Sungguh kita tidak berharap kefasikan menjangkiti hati, apalagi bila kita sampai menjadi lemah iman hanya karena terjebak dalam cinta yang tak suci murni, cinta yang tak hakiki. Karena itu harus kita atasi.
Akhi fillah, ukhti fillah! Mencintai, namun tak bisa menikmati, demi menjaga ketaatan diri. Mengasihi, namun tak terbalas dikasihi. Menyayangi, namun tak terbalas dikasihi, demi menjaga harga diri. Semua itu menyakitkan. Ya, memang menyakitkan, namun lebih menyakitkan lagi siksa akhirat nanti. Anda tinggal memilih! Al-Qur’an pedoman orang mukmin, pecinta sejati, telah menasihati dengan bijaksana dan penuh arti:
فَاصْبِرْ لِحُكْمِ رَبِّكَ وَلاَ تُطِعْ مِنْهُمْ أَثِمًا أَوْكَفُوْرًا
“Maka bersabarlah kamu untuk (melaksanakan) ketetapan Tuhanmu, dan janganlah kamu ikuti orang yang berdosa dan orang yang kafir diantara mereka.” (QS. Al Insan: 24).
Al-Qur’an telah memberi jawaban bahwa kesabaran sebagai solusi terbaik yang dapat membimbing kita dari kebingungan cinta kepada kebenaran naluri menghamba. Kesabaranlah yang menyelamatkan Yusuf as dari hasrat nafsu amarah kepada cinta tulus beribadah. Dan kesabaranlah yang menghadirkan keikhlasan, kemurnian dan kesejatian taat kepada Alloh SWT.
Akhi fillah, ukhti fillah! Bila hati telah ikhlas murni beramal karena Alloh, maka cinta yang ternoda tak akan tinggal bersemayam didalamnya. Hasrat cinta tercela akan hadir pada hati yang sunyi dari dzikir kepada Alloh, hati yang kosong dari keikhlasan ibadah, dan hati yang tersibukkan oleh dunia semata. Sungguh kebeningan hati adalah pintu segala rahmat dariNya.

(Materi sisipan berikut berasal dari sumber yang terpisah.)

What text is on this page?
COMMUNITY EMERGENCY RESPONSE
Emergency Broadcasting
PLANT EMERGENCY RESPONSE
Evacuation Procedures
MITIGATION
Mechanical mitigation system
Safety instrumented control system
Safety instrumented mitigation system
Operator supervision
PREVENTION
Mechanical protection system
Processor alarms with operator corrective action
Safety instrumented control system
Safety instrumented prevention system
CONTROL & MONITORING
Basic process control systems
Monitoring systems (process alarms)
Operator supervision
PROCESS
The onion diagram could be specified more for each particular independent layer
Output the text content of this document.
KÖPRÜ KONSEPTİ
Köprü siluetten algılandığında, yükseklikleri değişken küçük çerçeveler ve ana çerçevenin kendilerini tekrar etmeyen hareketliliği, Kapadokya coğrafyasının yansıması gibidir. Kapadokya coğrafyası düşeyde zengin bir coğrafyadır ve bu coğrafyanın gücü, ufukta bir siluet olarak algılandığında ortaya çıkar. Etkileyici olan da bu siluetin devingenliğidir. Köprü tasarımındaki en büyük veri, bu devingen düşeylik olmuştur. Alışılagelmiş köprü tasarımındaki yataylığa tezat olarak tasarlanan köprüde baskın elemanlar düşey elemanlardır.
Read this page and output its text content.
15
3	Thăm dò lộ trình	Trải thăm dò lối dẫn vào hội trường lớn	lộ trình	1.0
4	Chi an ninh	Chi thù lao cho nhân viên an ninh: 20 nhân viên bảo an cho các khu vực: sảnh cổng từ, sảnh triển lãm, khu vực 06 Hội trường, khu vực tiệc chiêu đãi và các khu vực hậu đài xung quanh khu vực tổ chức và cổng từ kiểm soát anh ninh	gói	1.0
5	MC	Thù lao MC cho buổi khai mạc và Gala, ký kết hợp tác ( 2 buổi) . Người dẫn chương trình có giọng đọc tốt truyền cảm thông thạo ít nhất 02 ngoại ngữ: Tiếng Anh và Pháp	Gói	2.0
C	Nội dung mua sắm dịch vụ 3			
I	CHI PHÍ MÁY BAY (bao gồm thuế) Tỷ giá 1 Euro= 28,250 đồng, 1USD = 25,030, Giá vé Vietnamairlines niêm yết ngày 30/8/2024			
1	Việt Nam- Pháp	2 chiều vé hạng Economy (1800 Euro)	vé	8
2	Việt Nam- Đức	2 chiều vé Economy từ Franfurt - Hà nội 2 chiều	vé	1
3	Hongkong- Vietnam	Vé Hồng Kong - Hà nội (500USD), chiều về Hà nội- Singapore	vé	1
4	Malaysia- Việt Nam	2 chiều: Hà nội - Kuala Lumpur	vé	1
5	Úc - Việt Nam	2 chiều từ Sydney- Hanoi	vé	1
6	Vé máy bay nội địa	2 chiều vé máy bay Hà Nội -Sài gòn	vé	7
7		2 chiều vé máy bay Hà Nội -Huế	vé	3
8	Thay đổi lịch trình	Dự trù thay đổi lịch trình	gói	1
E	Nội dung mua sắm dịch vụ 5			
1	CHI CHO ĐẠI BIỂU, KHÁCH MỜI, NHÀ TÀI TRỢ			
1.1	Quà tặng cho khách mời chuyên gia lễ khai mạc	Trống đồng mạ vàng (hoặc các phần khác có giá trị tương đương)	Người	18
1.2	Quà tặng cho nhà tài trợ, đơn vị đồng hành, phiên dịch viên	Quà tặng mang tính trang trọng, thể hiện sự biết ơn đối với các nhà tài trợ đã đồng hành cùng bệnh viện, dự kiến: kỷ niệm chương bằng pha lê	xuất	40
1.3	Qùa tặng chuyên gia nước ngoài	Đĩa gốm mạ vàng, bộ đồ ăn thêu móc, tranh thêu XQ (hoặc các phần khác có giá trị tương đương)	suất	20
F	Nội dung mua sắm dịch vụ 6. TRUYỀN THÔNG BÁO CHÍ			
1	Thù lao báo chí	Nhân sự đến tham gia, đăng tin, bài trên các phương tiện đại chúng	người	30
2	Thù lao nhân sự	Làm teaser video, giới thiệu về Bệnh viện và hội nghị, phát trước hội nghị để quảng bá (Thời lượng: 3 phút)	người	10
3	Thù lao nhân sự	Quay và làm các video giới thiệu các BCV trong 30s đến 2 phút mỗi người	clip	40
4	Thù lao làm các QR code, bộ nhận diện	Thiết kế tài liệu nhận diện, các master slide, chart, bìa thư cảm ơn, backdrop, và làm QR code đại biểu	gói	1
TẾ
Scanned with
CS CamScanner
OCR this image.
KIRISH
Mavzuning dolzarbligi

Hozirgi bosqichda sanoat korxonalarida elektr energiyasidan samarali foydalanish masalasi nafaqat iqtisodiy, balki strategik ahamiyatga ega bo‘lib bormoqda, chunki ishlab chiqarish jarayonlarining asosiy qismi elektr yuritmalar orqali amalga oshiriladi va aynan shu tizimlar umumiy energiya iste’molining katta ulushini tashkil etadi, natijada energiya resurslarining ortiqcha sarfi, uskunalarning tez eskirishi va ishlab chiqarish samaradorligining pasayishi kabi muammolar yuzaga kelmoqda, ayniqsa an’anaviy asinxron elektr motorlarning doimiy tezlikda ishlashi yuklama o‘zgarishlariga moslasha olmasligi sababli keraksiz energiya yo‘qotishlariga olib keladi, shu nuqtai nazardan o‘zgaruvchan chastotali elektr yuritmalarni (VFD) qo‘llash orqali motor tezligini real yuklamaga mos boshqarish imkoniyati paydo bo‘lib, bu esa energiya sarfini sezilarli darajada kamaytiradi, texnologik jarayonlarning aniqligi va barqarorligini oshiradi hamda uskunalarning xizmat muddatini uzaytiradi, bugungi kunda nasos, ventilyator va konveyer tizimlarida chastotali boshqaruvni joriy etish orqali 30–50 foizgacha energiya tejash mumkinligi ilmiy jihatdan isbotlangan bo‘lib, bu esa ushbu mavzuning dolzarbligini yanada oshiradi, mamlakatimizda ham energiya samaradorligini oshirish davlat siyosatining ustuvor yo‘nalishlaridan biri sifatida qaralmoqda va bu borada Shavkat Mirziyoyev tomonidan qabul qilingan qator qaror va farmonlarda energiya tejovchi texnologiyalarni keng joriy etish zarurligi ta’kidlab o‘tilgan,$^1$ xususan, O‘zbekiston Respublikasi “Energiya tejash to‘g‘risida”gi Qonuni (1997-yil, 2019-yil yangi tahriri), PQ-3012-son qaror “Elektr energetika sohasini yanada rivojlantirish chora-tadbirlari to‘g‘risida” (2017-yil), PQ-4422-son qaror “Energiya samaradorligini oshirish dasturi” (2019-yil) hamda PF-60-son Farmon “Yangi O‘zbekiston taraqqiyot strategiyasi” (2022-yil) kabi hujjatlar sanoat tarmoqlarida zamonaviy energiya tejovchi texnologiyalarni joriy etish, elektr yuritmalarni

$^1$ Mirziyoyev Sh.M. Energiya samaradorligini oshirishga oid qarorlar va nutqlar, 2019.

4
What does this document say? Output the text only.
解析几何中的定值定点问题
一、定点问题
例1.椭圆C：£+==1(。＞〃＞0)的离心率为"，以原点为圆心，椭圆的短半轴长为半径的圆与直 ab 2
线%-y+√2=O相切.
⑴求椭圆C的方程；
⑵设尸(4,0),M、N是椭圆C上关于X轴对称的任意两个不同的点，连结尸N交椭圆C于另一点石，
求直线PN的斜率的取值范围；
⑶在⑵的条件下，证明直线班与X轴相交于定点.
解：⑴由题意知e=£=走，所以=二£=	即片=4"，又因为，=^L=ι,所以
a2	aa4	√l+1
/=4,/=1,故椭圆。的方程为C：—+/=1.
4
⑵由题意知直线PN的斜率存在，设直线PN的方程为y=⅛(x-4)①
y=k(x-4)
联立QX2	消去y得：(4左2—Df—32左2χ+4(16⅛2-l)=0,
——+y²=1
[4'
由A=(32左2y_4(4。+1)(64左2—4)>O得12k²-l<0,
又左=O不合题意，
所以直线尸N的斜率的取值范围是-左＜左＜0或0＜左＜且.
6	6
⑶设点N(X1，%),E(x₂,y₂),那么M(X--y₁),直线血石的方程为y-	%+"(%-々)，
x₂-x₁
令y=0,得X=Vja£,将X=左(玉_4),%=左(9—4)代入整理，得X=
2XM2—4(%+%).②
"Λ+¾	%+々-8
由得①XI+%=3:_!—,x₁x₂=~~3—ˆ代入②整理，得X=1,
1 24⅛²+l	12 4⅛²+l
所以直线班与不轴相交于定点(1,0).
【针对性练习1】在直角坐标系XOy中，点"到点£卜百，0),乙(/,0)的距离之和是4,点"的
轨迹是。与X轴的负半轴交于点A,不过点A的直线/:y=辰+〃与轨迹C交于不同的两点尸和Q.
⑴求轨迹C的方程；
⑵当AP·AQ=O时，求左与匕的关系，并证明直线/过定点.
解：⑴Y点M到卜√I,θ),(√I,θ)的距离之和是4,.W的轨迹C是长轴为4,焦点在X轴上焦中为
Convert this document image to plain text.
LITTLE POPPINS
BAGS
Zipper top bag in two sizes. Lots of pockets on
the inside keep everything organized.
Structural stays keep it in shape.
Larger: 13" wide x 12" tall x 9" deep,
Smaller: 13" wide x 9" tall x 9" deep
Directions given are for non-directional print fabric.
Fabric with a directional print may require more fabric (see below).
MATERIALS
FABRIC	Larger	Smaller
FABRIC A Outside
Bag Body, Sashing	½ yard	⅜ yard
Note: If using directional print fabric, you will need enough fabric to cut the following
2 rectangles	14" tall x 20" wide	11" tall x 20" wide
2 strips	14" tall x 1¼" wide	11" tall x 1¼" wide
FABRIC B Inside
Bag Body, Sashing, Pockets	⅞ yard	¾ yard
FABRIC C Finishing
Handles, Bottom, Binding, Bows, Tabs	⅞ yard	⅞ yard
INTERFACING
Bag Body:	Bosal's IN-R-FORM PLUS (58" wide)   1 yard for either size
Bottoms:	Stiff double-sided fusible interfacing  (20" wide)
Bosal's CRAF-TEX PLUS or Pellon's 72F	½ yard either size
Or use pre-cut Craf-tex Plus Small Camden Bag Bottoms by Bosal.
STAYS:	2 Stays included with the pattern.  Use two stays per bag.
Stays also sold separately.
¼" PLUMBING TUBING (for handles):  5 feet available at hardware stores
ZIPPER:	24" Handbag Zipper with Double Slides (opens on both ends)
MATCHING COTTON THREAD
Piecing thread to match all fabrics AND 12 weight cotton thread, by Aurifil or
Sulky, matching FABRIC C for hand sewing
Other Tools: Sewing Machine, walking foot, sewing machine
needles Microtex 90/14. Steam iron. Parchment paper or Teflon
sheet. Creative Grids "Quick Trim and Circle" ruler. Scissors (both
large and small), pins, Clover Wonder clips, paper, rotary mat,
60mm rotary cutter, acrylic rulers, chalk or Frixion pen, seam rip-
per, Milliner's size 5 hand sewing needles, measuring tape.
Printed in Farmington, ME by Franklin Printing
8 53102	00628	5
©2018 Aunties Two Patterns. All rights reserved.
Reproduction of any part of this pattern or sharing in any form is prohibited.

أَتَانِى هَوَاهَا قَبْلَ اَنْ اَعْرِفَ اْلهَوَى فَصَادِفُ قَلْبًا خَالِيًا فَتَمَكُّنًا
“CintaNya hadir padaku sebelum aku mengenal cinta, maka ia bersemayam didalam hati yang sunyi belaka.”
Sungguh kebahagiaan yang tiada tara, bila kesabaran hadir bersama keikhlasan menghamba. Karena janji Alloh pada hambaNya akan memelihara dari kesusahan hari akhir yang pasti tiba, dan memberikan kejernihan (wajah) serta kegembiraan rasa. Alloh SWT. berfirman:
وَجَزَاهُمْ بِمَاصَبَرُوْا جَنَّةً وَحَرِيْرًا
“Dan Dia memberi balasan kepada mereka karena kesabarannya (dengan) surga dan (pakaian) sutera.” (QS. Al Insan: 12).
Surga adalah buah cinta yang sejati, cinta dengan makna yang sesungguhnya, cinta Alloh kepada hamba yang dikasihiNya, dan cinta hamba kepada kekasih abadinya. Wallahu A’lam!